Four months away from the Tokyo Olympic Games in 2021, Kubo Takefusa and the rest of the Japan U-24 football team lost the first of their back-to-back friendlies against Argentina in Tokyo.

But the 19-year-old thinks they can take away valuable lessons from this defeat.

“We lost 1-0 at home so we can’t be happy about that”, Kubo said on Friday (26 March) following defeat to Argentina at the Tokyo Stadium, an Olympic venue for football, rugby sevens and modern pentathlon this summer.

“But on the bright side, we kept it close. They had their moments as we had ours.

“The difference was they took their chances but we didn’t. And that’s what separates heaven from hell in this game.

“We weren’t able to finish today which says a lot about where we are at this point in time.

“Our performance was nothing to get down about but it’s the result. If we play the way we did today and score goals, then we can go places.

“The work is cut out for us”.

Japan striker Kubo Takefusa, of Getafe, against Argentina in an Under-24 friendly in Tokyo on Saturday.
Picture by MASASHI HARA

Making up for lost time

Friday’s match was the first for Japan’s under-24 national side since January 2020 in more serene times around the world.

Then, they had a disastrous campaign at the Asian Under-23 Championship, crashing out of the group phase without a single win.

Friday was also the first time since November 2019 that Kubo and the overseas-based internationals played on Japanese soil.

Argentina - who walked away with victory thanks to a first-half nod by the towering Adolfo Gaich - proved to be an excellent test for Moriyasu Hajime’s men.

Despite only arriving three days earlier with a bulk of the squad playing for their clubs over the weekend, the Argentinians kept the hosts under constant pressure, allowing them little time on the ball.

Acting coach Yokouchi Akinobu, filling in for Moryiasu who is currently with the senior side, said you couldn’t buy this kind of experience in Japan usually.

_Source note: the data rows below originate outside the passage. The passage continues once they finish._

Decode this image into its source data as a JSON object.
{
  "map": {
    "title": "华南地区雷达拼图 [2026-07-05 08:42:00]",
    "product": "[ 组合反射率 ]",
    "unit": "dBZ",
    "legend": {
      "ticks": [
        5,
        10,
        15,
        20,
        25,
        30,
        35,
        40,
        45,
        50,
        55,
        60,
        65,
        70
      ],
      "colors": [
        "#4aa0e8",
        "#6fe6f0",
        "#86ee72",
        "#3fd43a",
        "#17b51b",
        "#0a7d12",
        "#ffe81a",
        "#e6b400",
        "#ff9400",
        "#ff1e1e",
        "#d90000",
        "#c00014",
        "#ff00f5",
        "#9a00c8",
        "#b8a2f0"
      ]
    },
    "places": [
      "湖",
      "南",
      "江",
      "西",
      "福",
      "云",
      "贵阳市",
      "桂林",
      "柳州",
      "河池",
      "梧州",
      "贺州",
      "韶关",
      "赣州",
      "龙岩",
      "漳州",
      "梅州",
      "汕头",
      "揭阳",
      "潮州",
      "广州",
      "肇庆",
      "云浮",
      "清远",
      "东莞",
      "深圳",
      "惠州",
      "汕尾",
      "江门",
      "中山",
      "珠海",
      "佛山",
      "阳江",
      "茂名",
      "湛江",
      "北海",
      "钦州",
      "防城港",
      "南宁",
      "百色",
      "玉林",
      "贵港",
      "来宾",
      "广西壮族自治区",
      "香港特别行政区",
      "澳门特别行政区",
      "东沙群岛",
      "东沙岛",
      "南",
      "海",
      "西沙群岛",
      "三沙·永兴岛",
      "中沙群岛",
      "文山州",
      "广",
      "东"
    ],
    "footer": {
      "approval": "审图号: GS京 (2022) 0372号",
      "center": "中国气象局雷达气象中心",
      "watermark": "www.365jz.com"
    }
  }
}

“What Argentina brought, you don’t normally get to see in Japan”, Yokouchi said of Fernando Batista’s troops, who qualified first out of CONMEBOL for Tokyo 2020.

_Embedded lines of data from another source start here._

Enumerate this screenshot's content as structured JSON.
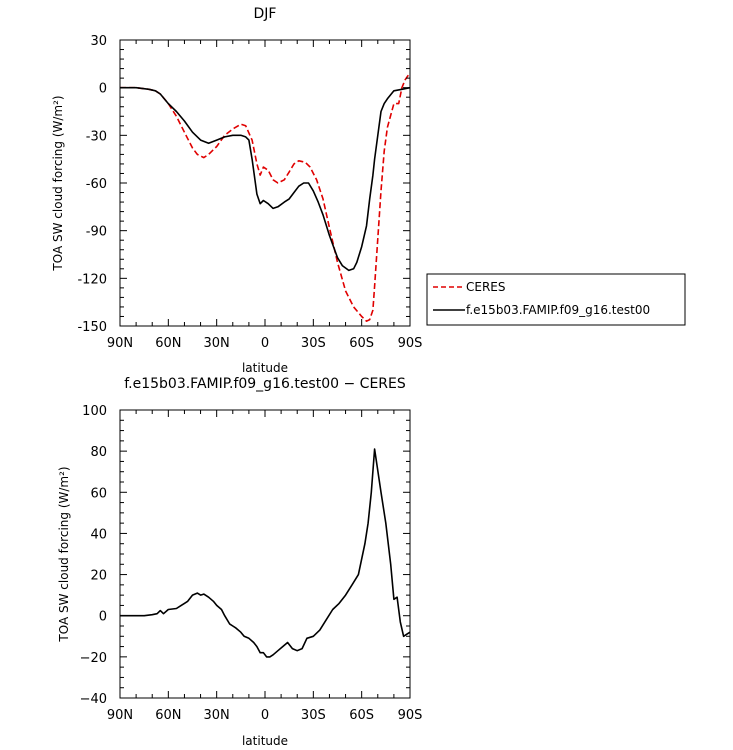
{
  "chart_data": [
    {
      "type": "line",
      "title": "DJF",
      "xlabel": "latitude",
      "ylabel": "TOA SW cloud forcing (W/m²)",
      "xlim": [
        90,
        -90
      ],
      "ylim": [
        -150,
        30
      ],
      "x_ticks": [
        90,
        60,
        30,
        0,
        -30,
        -60,
        -90
      ],
      "x_tick_labels": [
        "90N",
        "60N",
        "30N",
        "0",
        "30S",
        "60S",
        "90S"
      ],
      "y_ticks": [
        30,
        0,
        -30,
        -60,
        -90,
        -120,
        -150
      ],
      "y_tick_labels": [
        "30",
        "0",
        "-30",
        "-60",
        "-90",
        "-120",
        "-150"
      ],
      "legend_position": "right",
      "series": [
        {
          "name": "CERES",
          "color": "#e00000",
          "dash": true,
          "x": [
            90,
            80,
            72,
            68,
            65,
            60,
            55,
            50,
            45,
            42,
            38,
            35,
            30,
            25,
            20,
            15,
            12,
            8,
            5,
            3,
            1,
            -2,
            -5,
            -8,
            -12,
            -15,
            -18,
            -21,
            -25,
            -28,
            -32,
            -36,
            -40,
            -45,
            -50,
            -55,
            -60,
            -63,
            -65,
            -67,
            -68,
            -70,
            -72,
            -74,
            -76,
            -80,
            -83,
            -85,
            -87,
            -89,
            -90
          ],
          "y": [
            0,
            0,
            -1,
            -2,
            -4,
            -10,
            -18,
            -28,
            -38,
            -42,
            -44,
            -42,
            -37,
            -30,
            -26,
            -23,
            -24,
            -33,
            -48,
            -55,
            -50,
            -52,
            -58,
            -60,
            -58,
            -53,
            -48,
            -46,
            -47,
            -50,
            -58,
            -70,
            -88,
            -110,
            -128,
            -138,
            -144,
            -147,
            -146,
            -140,
            -125,
            -95,
            -65,
            -40,
            -25,
            -10,
            -10,
            0,
            5,
            8,
            8
          ]
        },
        {
          "name": "f.e15b03.FAMIP.f09_g16.test00",
          "color": "#000000",
          "dash": false,
          "x": [
            90,
            80,
            72,
            68,
            65,
            60,
            55,
            50,
            45,
            40,
            35,
            30,
            25,
            20,
            15,
            12,
            10,
            8,
            5,
            3,
            1,
            -2,
            -5,
            -8,
            -12,
            -15,
            -18,
            -21,
            -24,
            -27,
            -30,
            -33,
            -36,
            -40,
            -45,
            -48,
            -52,
            -55,
            -57,
            -60,
            -63,
            -65,
            -67,
            -68,
            -70,
            -72,
            -74,
            -76,
            -80,
            -85,
            -90
          ],
          "y": [
            0,
            0,
            -1,
            -2,
            -4,
            -10,
            -15,
            -21,
            -28,
            -33,
            -35,
            -33,
            -31,
            -30,
            -30,
            -31,
            -33,
            -45,
            -67,
            -73,
            -71,
            -73,
            -76,
            -75,
            -72,
            -70,
            -66,
            -62,
            -60,
            -60,
            -65,
            -72,
            -80,
            -93,
            -107,
            -112,
            -115,
            -114,
            -110,
            -100,
            -87,
            -70,
            -55,
            -45,
            -30,
            -15,
            -10,
            -7,
            -2,
            -1,
            0
          ]
        }
      ]
    },
    {
      "type": "line",
      "title": "f.e15b03.FAMIP.f09_g16.test00 − CERES",
      "xlabel": "latitude",
      "ylabel": "TOA SW cloud forcing (W/m²)",
      "xlim": [
        90,
        -90
      ],
      "ylim": [
        -40,
        100
      ],
      "x_ticks": [
        90,
        60,
        30,
        0,
        -30,
        -60,
        -90
      ],
      "x_tick_labels": [
        "90N",
        "60N",
        "30N",
        "0",
        "30S",
        "60S",
        "90S"
      ],
      "y_ticks": [
        100,
        80,
        60,
        40,
        20,
        0,
        -20,
        -40
      ],
      "y_tick_labels": [
        "100",
        "80",
        "60",
        "40",
        "20",
        "0",
        "−20",
        "−40"
      ],
      "series": [
        {
          "color": "#000000",
          "dash": false,
          "x": [
            90,
            75,
            70,
            67,
            65,
            63,
            60,
            55,
            52,
            50,
            48,
            45,
            42,
            40,
            38,
            35,
            32,
            30,
            27,
            25,
            22,
            20,
            18,
            15,
            13,
            10,
            7,
            5,
            3,
            1,
            -1,
            -3,
            -5,
            -8,
            -11,
            -14,
            -17,
            -20,
            -23,
            -26,
            -30,
            -34,
            -38,
            -42,
            -46,
            -50,
            -54,
            -58,
            -62,
            -64,
            -66,
            -68,
            -72,
            -75,
            -78,
            -80,
            -82,
            -84,
            -86,
            -88,
            -90
          ],
          "y": [
            0,
            0,
            0.5,
            1,
            2.5,
            1,
            3,
            3.5,
            5,
            6,
            7,
            10,
            11,
            10,
            10.5,
            9,
            7,
            5,
            3,
            0,
            -4,
            -5,
            -6,
            -8,
            -10,
            -11,
            -13,
            -15,
            -18,
            -18,
            -20,
            -20,
            -19,
            -17,
            -15,
            -13,
            -16,
            -17,
            -16,
            -11,
            -10,
            -7,
            -2,
            3,
            6,
            10,
            15,
            20,
            35,
            45,
            60,
            81,
            60,
            45,
            25,
            8,
            9,
            -3,
            -10,
            -9,
            -8
          ]
        }
      ]
    }
  ]
}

“Each and every one of their players understands the game very well. Very strong, very clever”.

Rising sons

What Argentina revealed was that in the 16 months since Japan were last together, the players have come a long way individually.

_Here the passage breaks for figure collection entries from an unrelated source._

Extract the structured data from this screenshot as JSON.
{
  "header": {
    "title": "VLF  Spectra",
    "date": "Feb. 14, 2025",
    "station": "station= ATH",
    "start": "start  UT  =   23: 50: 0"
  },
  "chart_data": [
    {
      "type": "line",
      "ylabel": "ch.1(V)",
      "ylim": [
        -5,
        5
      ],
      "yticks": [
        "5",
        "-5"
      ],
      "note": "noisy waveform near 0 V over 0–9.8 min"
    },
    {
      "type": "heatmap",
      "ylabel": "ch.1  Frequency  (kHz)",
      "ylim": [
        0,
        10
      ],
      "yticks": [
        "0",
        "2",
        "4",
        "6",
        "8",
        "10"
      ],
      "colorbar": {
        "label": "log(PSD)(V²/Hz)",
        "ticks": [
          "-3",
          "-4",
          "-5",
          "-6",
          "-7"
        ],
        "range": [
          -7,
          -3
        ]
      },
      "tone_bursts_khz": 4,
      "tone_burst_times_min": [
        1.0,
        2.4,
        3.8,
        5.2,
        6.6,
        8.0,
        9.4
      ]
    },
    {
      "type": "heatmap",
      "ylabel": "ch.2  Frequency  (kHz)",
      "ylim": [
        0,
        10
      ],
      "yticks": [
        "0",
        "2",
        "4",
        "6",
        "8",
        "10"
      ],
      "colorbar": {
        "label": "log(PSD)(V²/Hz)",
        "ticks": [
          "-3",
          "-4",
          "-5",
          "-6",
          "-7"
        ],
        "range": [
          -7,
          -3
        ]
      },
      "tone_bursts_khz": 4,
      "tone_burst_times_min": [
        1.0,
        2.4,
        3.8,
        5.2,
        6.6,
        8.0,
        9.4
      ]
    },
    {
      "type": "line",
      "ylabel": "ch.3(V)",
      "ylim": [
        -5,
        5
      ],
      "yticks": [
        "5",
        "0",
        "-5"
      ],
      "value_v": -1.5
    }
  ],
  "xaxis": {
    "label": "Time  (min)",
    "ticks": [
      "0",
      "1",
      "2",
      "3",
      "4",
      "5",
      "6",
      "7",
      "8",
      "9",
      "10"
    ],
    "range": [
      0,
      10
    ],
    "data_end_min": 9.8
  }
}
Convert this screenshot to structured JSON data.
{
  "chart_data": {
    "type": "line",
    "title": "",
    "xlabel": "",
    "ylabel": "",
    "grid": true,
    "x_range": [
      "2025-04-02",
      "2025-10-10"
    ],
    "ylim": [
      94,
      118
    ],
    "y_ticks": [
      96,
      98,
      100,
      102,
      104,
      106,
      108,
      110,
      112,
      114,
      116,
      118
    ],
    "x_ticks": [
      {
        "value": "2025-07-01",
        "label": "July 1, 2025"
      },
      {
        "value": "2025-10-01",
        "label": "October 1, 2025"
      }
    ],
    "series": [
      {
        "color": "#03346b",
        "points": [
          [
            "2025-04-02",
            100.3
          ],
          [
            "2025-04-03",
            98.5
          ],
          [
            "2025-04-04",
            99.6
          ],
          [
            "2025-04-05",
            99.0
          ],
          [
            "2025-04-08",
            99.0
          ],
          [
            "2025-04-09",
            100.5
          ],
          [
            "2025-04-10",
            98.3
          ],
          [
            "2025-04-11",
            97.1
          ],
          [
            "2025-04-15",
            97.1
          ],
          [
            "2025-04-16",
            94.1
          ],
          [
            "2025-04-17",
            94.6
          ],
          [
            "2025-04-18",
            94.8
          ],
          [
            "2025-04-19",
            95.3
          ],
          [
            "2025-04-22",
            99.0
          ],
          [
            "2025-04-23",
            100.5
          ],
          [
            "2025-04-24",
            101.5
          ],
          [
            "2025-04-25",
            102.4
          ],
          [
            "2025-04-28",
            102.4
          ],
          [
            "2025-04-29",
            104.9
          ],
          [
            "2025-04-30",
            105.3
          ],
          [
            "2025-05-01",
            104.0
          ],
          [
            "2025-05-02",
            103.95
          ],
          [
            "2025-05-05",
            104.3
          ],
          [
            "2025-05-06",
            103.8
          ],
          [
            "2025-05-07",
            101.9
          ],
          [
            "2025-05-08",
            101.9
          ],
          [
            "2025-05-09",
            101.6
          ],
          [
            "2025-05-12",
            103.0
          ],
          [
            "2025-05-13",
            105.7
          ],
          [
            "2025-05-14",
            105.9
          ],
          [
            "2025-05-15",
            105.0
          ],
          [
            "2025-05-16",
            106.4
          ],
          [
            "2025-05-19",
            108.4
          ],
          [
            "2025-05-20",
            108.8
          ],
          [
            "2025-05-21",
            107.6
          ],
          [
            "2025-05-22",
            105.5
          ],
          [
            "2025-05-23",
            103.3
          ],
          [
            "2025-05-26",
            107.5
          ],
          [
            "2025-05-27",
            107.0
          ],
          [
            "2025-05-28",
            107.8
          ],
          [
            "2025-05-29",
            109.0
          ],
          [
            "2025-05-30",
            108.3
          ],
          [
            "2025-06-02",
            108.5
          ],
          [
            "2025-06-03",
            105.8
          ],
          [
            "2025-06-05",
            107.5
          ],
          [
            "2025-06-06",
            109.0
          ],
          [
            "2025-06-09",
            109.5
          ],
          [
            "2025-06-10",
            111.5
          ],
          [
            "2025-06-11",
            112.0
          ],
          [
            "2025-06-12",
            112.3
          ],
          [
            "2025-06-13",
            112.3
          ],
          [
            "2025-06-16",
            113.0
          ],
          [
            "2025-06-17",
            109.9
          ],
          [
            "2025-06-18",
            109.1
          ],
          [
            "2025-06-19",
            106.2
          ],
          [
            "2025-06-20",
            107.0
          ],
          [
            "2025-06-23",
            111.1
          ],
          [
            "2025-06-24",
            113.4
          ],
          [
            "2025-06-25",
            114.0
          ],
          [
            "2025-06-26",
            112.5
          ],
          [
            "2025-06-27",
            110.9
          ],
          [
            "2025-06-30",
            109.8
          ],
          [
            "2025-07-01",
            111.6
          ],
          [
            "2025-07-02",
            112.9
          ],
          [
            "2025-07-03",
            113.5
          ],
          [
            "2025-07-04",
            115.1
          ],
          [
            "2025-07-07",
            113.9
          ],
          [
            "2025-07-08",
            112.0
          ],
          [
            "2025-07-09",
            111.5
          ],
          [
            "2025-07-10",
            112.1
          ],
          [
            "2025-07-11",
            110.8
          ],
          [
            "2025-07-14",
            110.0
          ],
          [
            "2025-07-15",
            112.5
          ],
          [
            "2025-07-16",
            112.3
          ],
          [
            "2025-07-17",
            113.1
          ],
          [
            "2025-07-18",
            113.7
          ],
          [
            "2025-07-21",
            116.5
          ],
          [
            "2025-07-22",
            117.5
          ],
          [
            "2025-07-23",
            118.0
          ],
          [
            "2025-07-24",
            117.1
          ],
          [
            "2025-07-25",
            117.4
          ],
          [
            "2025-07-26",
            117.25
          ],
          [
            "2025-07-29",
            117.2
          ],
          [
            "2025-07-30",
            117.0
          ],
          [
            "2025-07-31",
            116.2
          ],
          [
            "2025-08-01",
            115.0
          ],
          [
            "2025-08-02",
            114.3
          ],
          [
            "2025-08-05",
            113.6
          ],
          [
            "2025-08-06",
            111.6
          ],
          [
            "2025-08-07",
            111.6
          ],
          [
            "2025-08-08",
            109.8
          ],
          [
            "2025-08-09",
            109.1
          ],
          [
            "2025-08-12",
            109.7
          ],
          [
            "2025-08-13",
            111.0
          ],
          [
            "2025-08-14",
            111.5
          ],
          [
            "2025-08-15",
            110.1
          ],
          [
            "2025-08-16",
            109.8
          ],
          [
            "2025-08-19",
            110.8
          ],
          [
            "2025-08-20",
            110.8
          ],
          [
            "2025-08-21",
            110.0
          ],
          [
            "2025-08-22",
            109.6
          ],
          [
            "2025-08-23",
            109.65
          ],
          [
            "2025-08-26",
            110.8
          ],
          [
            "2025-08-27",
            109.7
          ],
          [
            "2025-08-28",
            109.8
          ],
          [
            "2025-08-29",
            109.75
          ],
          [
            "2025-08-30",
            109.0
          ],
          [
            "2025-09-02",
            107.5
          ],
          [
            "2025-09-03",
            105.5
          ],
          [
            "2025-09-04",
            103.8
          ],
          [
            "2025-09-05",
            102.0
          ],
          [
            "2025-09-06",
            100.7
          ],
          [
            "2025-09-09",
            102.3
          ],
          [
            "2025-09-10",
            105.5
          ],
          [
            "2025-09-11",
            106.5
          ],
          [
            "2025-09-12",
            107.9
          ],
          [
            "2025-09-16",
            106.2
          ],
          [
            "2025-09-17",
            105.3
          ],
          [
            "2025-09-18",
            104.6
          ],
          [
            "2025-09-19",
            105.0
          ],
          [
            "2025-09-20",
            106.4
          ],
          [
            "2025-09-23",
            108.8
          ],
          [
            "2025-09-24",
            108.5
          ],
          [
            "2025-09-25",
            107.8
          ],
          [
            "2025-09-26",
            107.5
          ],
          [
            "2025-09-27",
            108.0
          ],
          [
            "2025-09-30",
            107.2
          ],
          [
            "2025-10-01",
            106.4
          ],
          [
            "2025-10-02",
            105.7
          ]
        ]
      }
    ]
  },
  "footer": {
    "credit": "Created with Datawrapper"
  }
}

The visitors were the more physically robust of the two, but Japan did not take a backseat technically or in terms of pace.

Much was made of Kubo’s pairing with dribbling pheom Mitoma Kaoru, the J-League’s 2020 rookie of the year for champions Kawasaki Frontale.

Mitoma Kaoru, the talk of the town in the J-League, was silenced by Argentina in his much-hyped partnership with Kubo.
Picture by MASASHI HARA

While that combination fell flat with Mitoma having a quiet game, Japan, as a team, did not look bad one bit against a country being tipped as a gold-medal favourite.

Japan have another shot at Argentina on Monday and after that, two friendlies each in June and July to get it right before the Games open on 23 July.

Kubo and the young Blue Samurai seem to know what exactly it is that they have to do to reach the Olympic podium in men’s football for the first time since Mexico 1968.

“You have to be able to win the close ones like today”, said Kubo, who plugged in a full shift Saturday.

“The only thing that people remembers are the results. Forget performance, we need to be able to win games.

“I really can’t say anything on the Tokyo Games with so much uncertainty in the world right now.

“What I do know is that we let one get away today so we must make sure to win the second game”.